Saying that you are agile is about “Being” agile as much as “Doing” agile. It’s a mindset, a behavior template to cope with the unexpected. This means we are not to dismiss those items on the “right” side of the list, but saying we put more value on the “left” side. Relaxing the formality of a team it’s a method to improve its performance, but not about reducing quality or the faultlessness of the product.

Let’s elaborate a bit on each principle.

First, we all are people. Behind each email, each meeting request, each required change, each demand, petition and explanation, there is a person. One such as we are. And all of us involved in the project, we’re working together, we’re making something: creating, as a team. Instead of writing a lengthy email, try standing up and talk to that person. Or just make a quick call on the phone.

The second principle relies on the thought of NOT dismissing the left-side value. It’s not that documentation is useless (quite the contrary, specially over time). It’s about making comprehensive documentation that is easy to read, that details no more than necessary the process or the tool. And then, that very documentation can be expanded over time, but no more than what it’s required of it.

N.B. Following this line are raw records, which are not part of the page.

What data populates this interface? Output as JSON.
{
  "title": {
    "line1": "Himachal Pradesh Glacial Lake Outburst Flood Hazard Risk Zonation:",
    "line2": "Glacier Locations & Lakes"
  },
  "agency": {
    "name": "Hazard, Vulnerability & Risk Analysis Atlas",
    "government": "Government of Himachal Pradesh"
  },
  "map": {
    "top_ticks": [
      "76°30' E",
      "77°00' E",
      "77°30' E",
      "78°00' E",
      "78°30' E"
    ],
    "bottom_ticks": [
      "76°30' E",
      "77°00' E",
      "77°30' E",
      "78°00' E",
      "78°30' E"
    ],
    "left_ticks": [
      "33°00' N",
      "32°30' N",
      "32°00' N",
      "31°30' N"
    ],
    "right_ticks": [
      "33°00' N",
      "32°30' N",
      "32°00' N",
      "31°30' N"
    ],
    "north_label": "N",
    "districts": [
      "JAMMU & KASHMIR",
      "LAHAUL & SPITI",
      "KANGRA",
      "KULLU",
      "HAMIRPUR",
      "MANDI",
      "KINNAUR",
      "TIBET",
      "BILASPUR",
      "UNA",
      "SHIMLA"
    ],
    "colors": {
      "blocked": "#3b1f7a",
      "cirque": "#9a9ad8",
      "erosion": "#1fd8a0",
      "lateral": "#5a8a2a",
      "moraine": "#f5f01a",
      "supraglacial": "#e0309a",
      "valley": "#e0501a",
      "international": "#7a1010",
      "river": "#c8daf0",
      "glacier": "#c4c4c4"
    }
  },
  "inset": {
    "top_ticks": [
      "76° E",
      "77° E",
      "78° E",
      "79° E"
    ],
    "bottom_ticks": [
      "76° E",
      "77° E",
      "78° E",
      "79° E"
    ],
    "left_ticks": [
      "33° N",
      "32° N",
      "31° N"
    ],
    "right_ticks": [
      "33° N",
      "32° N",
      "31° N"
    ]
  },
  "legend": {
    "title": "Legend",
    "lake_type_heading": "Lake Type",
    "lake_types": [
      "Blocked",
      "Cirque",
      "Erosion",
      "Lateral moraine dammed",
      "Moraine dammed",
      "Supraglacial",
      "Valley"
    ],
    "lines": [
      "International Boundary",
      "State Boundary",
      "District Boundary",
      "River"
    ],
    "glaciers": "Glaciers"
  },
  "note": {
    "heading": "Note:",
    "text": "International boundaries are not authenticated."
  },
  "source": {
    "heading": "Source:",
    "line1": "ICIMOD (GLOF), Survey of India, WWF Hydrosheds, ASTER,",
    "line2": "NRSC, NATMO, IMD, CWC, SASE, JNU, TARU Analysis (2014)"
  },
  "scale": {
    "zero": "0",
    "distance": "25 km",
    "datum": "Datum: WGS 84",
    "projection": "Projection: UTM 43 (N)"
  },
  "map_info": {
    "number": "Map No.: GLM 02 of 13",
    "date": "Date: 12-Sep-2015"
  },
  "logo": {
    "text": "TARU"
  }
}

Now, it’s not like we do not need any contracts. In fact, they are an essential tool for every business. However, the aim of the manifesto is sticking to the spirit of the contract, and aiming to conceive the best outcome we can deliver. The contract should be more than a way to obtain money: think of it as a device to create value by generating income.

Finally, we aren’t cheapening planning: as workers we need a road-map, we cannot stick to daily spontaneous work. However, we have to keep in mind that changes will occur as we advance. It’s a fact we have to deal with: we must adapt to those changes, embrace it rather than fight it.

In conclusion: being agile should reflect on our daily work, on how we perform, but it cannot have an impact on the the work done.